Saving data means storing research materials so that they can be accessed and used – by yourself or by others – at a later date.
According to Stanford's Research Policy Handbook, research data must be archived for a minimum of three years after the final project close-out, with original data retained wherever possible.
The following circumstances may justify longer periods of retention:
Beyond the period of retention specified in the handbook, the destruction of the research record is at the discretion of the PI and his or her department or laboratory.
When saving your data, be aware of its risk classification. At Stanford, most research data is considered "low risk" meaning it can be saved on a wide array of services and platforms. The exception is "regulated data", which includes datasets containing protected health information (PHI), social security numbers, and financial information. Regulated data has special requirements and should only be saved on approved services.
This page from University IT provides a breakdown of how Stanford classifies risk as well as which services can be used to store low, medium, and high-risk data. If you are starting a project that you believe could involve the collection, storage, and/or use of high-risk data, please complete a data risk assessment.
Whenever possible, maintain at least two backup copies of your data. One of these copies should be in a different geographic location (such as in the cloud). To prevent your data from being lost, it is important to schedule regular backups and make sure you are also backing up your documentation.
Understand the difference between working storage and preservation. There is a difference between how and where you save data when you are working on it and how and where you save data to preserve it long-term. As far as if you should preserve your data in "raw" or "processed" form, you should consider what form will be most useful for future researchers, even if that future researcher is just yourself.
Stanford University classifies its information assets into risk-based categories for the purpose of determining who is allowed to access the information and what security precautions must be taken to protect it against unauthorized access.
Except for regulated data such as Protected Health Information (PHI), Social Security Numbers (SSNs), and financial account numbers, research data and systems predominately fall into the Low Risk classification.
Personally-Identifying Information (PII) - Information that can be used to distinguish or trace an individual’s identity, either alone or when combined with other personal or identifying information that is linked or linkable to a specific individual.
Protected Health Information (PHI) - Protected health information is a subset of personally-identifying information. Under US law, PHI is information in the medical record or designated record set that can be used to identify an individual and that was created, used, or disclosed in the course of providing a health care service such as diagnosis or treatment.
Under the US Health Insurance Portability and Accountability Act (HIPAA), PHI that is based on the following list of 18 identifiers must be treated with special care:
For additional information about working with PHI, see this page from the Technology and Digital Solutions (TDS) team.
When saving data, it is important to not only consider where you are saving it but also how you are saving.
To illustrate this, see the gif below of gene names being entered into cells of an Excel spreadsheet. Note how Excel is automatically converting the information in these cells to dates - which could have significant effects on any analyses based on this dataset. This issue is so common that, in 2020, the HUGO Gene Nomenclature Committee drafted new guidelines that, among other things, changes the names of affected genes.

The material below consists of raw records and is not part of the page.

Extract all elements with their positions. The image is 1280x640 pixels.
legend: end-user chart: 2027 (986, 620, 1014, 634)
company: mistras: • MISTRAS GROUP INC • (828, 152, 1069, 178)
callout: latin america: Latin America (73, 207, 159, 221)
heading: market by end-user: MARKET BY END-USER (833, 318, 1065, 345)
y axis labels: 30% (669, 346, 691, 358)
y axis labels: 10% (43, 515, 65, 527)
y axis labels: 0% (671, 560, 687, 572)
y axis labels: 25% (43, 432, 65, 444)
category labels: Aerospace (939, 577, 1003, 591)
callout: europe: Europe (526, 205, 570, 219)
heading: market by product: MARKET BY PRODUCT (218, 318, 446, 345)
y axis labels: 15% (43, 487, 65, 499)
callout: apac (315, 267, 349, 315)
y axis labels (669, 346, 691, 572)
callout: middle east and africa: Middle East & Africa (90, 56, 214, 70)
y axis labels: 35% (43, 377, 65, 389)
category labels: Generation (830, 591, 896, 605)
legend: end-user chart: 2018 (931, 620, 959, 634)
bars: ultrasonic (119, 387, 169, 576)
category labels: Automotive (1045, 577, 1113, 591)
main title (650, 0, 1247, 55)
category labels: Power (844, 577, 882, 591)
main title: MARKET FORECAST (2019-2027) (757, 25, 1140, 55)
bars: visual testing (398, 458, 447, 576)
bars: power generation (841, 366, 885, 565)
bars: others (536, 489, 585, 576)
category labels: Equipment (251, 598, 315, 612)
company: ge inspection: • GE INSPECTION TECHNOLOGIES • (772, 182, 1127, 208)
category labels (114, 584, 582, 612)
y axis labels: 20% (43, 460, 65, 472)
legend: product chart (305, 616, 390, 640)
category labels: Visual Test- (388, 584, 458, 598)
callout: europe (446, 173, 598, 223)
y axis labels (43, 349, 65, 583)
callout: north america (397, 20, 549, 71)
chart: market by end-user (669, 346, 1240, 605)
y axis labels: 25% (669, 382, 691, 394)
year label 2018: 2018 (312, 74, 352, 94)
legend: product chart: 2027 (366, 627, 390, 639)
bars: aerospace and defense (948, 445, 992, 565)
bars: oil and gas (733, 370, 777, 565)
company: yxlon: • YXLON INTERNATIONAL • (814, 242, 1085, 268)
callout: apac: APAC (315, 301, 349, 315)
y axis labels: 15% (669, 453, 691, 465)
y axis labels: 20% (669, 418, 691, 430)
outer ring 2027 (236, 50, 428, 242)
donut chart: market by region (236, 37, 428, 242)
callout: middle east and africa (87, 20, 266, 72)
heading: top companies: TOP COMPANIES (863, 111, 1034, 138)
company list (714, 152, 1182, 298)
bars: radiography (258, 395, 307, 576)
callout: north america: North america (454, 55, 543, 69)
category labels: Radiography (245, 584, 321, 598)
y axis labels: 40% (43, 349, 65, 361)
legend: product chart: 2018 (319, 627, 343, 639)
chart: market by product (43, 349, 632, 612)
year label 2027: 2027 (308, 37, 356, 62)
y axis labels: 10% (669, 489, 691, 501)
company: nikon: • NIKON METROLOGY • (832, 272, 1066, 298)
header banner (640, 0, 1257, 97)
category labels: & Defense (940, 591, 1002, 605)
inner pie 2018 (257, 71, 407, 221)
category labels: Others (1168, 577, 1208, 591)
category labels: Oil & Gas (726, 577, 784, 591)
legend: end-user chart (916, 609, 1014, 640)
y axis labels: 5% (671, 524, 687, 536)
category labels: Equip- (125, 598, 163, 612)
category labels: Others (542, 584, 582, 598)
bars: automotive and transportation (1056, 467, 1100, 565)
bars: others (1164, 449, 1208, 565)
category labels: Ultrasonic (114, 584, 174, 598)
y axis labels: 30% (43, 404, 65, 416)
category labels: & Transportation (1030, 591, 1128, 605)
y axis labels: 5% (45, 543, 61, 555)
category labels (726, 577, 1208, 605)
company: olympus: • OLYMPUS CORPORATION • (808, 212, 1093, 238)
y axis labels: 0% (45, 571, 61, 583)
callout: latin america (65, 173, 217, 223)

This example is not meant as a criticism of a particular software tool, but to demonstrate the importance of understanding what the software you are using to save your data is doing. Just as you might do quality assurance checks when collecting your data, be sure to do similar checks while saving.
As you shift from saving your data as you work on it to saving it to preserve it long term, something to consider is your file formats. When saving data over the long-term, we recommend saving in formats that are as open, lossless, and unencrypted as possible.
Open (non-proprietary) formats are those that can be used and implemented by anyone. In practice, this means that files stored in open formats can be opened and used by a variety of proprietary, free, and open-source software tools rather than just a single piece of software. Open, non-proprietary, formats are far more likely to remain usable over the long term even if the software that created them is not available or no longer functional.
The Library of Congress maintains a list of recommended file formats for long-term preservation which has been adapted in the table below. The following is not meant to be an exhaustive list, but to highlight especially common file formats and data types. Note that "open" file formats are not necessarily lossless.
|Category||LOC Recommendation||Open File Formats|
|Text||XML based markup formats (EBUB, BITS, etc) PDF, XML-based document formats (DOCX, ODF)||Plain text (TXT), HTML, Markdown, ePub, LaTeX, Open Office XML, PDF|
|Still Images||TIFF, PNG, JPEG2000||PNG, SVG, JPEG2000, GIF|
|Moving Images||MOV, MPEG-2||Matroska (MKV)|
|Audio||PCM, WAVE||WAVE, FLAC, MP3, OGG|
Formats using well-known schemas with public validation tool available, Line-oriented formats (TSV, CSV, fixed-width), Any proprietary format that is a de facto standard for a profession or supported by multiple tools (XLS, XLSX)
In practice, you might not be able to save your data in these formats in every situation. But this table is a good starting point for thinking about how to prepare your data for long-term preservation.